Receptor tyrosine kinases (RTK) are important mediators of signaling pathways leading to the regulation of cell differentiation, proliferation and survival. RTK signaling pathways have been considered as anti-cancer targets since uncontrolled RTK signaling leads to tumorigenesis. To specifically control cellular fate, negative or positive cellular regulators participate in modulating events downstream of RTKs. The goal of this dissertation is to understand how these regulators are controlled and how this is involved in cellular proliferation and survival. One of the negative regulators in RTK mediated signaling is Sprouty (Spry) which was first identified in Drosophila as an antagonist of the fibroblast growth factor (FGF) signaling cascade.
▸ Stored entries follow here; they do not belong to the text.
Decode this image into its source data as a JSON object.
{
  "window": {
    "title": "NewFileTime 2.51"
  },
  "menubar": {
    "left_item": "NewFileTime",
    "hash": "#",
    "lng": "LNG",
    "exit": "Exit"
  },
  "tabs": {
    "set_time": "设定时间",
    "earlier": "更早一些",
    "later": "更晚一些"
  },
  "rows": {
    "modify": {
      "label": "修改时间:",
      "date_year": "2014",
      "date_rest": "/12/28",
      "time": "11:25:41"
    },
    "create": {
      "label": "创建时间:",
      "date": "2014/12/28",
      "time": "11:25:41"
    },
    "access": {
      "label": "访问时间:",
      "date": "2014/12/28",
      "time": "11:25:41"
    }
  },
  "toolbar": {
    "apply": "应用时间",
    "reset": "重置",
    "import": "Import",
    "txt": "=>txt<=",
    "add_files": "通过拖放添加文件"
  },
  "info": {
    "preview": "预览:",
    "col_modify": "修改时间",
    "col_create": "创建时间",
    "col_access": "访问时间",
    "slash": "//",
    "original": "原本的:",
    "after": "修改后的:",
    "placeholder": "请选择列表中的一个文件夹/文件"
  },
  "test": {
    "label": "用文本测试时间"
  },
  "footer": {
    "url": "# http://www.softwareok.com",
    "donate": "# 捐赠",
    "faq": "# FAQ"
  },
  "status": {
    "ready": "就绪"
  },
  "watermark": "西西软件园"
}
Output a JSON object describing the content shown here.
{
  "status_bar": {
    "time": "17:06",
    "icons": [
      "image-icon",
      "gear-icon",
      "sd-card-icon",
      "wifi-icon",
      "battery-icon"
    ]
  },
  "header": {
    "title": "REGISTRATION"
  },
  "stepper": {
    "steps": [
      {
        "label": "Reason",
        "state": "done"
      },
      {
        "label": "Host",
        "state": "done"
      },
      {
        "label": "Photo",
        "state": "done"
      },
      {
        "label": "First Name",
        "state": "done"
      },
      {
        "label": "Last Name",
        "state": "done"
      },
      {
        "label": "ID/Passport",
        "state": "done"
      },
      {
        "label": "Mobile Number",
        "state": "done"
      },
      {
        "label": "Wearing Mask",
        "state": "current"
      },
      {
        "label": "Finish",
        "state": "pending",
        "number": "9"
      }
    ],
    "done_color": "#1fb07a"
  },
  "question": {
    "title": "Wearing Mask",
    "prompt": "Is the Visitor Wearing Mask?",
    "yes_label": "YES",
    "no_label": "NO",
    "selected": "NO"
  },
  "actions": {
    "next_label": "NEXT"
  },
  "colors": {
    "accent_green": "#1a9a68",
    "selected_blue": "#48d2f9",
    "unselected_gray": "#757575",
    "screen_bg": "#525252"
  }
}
Recently, the E3 ubiquitin ligase Siah2 has been identified as a negative regulator for hSpry2. In the first part of this study, we aim to characterize how hSpry2 is precisely downregulated by Siah2 upon growth factor stimulation and to determine the functional significance of hSpry2 regulation by Siah2. We have made the interesting discovery that serine phosphorylated forms of hSpry2 are preferential targets for Siah2 and furthermore, the transcriptional level of Siah2 is also induced by FGF stimulation. This implicates a relationship between Siah2 induction and the temporal regulation of hSpry2 to control FGF signaling.
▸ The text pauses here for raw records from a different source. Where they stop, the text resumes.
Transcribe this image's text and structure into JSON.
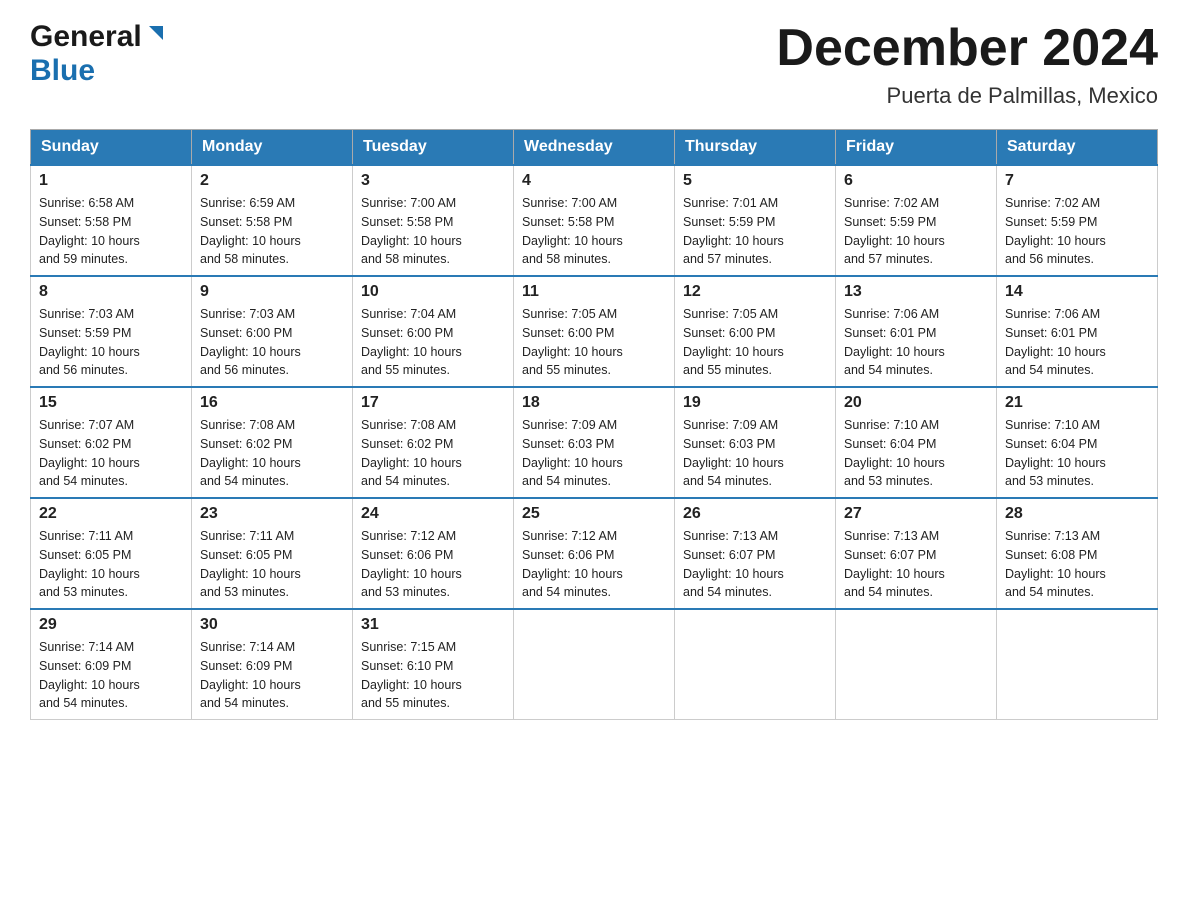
{
  "header": {
    "logo": {
      "general": "General",
      "blue": "Blue"
    },
    "title": "December 2024",
    "location": "Puerta de Palmillas, Mexico"
  },
  "days_of_week": [
    "Sunday",
    "Monday",
    "Tuesday",
    "Wednesday",
    "Thursday",
    "Friday",
    "Saturday"
  ],
  "weeks": [
    [
      {
        "day": "1",
        "sunrise": "6:58 AM",
        "sunset": "5:58 PM",
        "daylight": "10 hours and 59 minutes."
      },
      {
        "day": "2",
        "sunrise": "6:59 AM",
        "sunset": "5:58 PM",
        "daylight": "10 hours and 58 minutes."
      },
      {
        "day": "3",
        "sunrise": "7:00 AM",
        "sunset": "5:58 PM",
        "daylight": "10 hours and 58 minutes."
      },
      {
        "day": "4",
        "sunrise": "7:00 AM",
        "sunset": "5:58 PM",
        "daylight": "10 hours and 58 minutes."
      },
      {
        "day": "5",
        "sunrise": "7:01 AM",
        "sunset": "5:59 PM",
        "daylight": "10 hours and 57 minutes."
      },
      {
        "day": "6",
        "sunrise": "7:02 AM",
        "sunset": "5:59 PM",
        "daylight": "10 hours and 57 minutes."
      },
      {
        "day": "7",
        "sunrise": "7:02 AM",
        "sunset": "5:59 PM",
        "daylight": "10 hours and 56 minutes."
      }
    ],
    [
      {
        "day": "8",
        "sunrise": "7:03 AM",
        "sunset": "5:59 PM",
        "daylight": "10 hours and 56 minutes."
      },
      {
        "day": "9",
        "sunrise": "7:03 AM",
        "sunset": "6:00 PM",
        "daylight": "10 hours and 56 minutes."
      },
      {
        "day": "10",
        "sunrise": "7:04 AM",
        "sunset": "6:00 PM",
        "daylight": "10 hours and 55 minutes."
      },
      {
        "day": "11",
        "sunrise": "7:05 AM",
        "sunset": "6:00 PM",
        "daylight": "10 hours and 55 minutes."
      },
      {
        "day": "12",
        "sunrise": "7:05 AM",
        "sunset": "6:00 PM",
        "daylight": "10 hours and 55 minutes."
      },
      {
        "day": "13",
        "sunrise": "7:06 AM",
        "sunset": "6:01 PM",
        "daylight": "10 hours and 54 minutes."
      },
      {
        "day": "14",
        "sunrise": "7:06 AM",
        "sunset": "6:01 PM",
        "daylight": "10 hours and 54 minutes."
      }
    ],
    [
      {
        "day": "15",
        "sunrise": "7:07 AM",
        "sunset": "6:02 PM",
        "daylight": "10 hours and 54 minutes."
      },
      {
        "day": "16",
        "sunrise": "7:08 AM",
        "sunset": "6:02 PM",
        "daylight": "10 hours and 54 minutes."
      },
      {
        "day": "17",
        "sunrise": "7:08 AM",
        "sunset": "6:02 PM",
        "daylight": "10 hours and 54 minutes."
      },
      {
        "day": "18",
        "sunrise": "7:09 AM",
        "sunset": "6:03 PM",
        "daylight": "10 hours and 54 minutes."
      },
      {
        "day": "19",
        "sunrise": "7:09 AM",
        "sunset": "6:03 PM",
        "daylight": "10 hours and 54 minutes."
      },
      {
        "day": "20",
        "sunrise": "7:10 AM",
        "sunset": "6:04 PM",
        "daylight": "10 hours and 53 minutes."
      },
      {
        "day": "21",
        "sunrise": "7:10 AM",
        "sunset": "6:04 PM",
        "daylight": "10 hours and 53 minutes."
      }
    ],
    [
      {
        "day": "22",
        "sunrise": "7:11 AM",
        "sunset": "6:05 PM",
        "daylight": "10 hours and 53 minutes."
      },
      {
        "day": "23",
        "sunrise": "7:11 AM",
        "sunset": "6:05 PM",
        "daylight": "10 hours and 53 minutes."
      },
      {
        "day": "24",
        "sunrise": "7:12 AM",
        "sunset": "6:06 PM",
        "daylight": "10 hours and 53 minutes."
      },
      {
        "day": "25",
        "sunrise": "7:12 AM",
        "sunset": "6:06 PM",
        "daylight": "10 hours and 54 minutes."
      },
      {
        "day": "26",
        "sunrise": "7:13 AM",
        "sunset": "6:07 PM",
        "daylight": "10 hours and 54 minutes."
      },
      {
        "day": "27",
        "sunrise": "7:13 AM",
        "sunset": "6:07 PM",
        "daylight": "10 hours and 54 minutes."
      },
      {
        "day": "28",
        "sunrise": "7:13 AM",
        "sunset": "6:08 PM",
        "daylight": "10 hours and 54 minutes."
      }
    ],
    [
      {
        "day": "29",
        "sunrise": "7:14 AM",
        "sunset": "6:09 PM",
        "daylight": "10 hours and 54 minutes."
      },
      {
        "day": "30",
        "sunrise": "7:14 AM",
        "sunset": "6:09 PM",
        "daylight": "10 hours and 54 minutes."
      },
      {
        "day": "31",
        "sunrise": "7:15 AM",
        "sunset": "6:10 PM",
        "daylight": "10 hours and 55 minutes."
      },
      null,
      null,
      null,
      null
    ]
  ],
  "labels": {
    "sunrise": "Sunrise:",
    "sunset": "Sunset:",
    "daylight": "Daylight:"
  },
  "accent_color": "#2a7ab5"
}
Ras is a small guanine nucleotide binding protein that connects RTKs to a variety of signaling cascades such as cell growth and differentiation. Ras can transmit signals by cycling between a GDP bound state (inactive) and a GTP bound state (active). The guanine nucleotide exchange factor (GEF) Sos plays a role in activation of Ras by catalyzing the exchange of GDP for GTP. Therefore, we hypothesized that SOS may function as a positive regulator for Ras-induced tumor proliferation. To test this hypothesis, we utilize shRNA targeting human Sos (hSos) in various human cancer cells and determine whether this knock down has an effect on the cellular proliferation. In this study, we observe that cancer cells expressing either the wild type of Ras or the constitutively activated form of Ras show a reduction in their proliferation rate in response to RNA interference (RNAi)-mediated Sos knock down. Therefore, we suggest that Sos may be a key target molecule for designing of anti-cancer therapeutics in human cancers.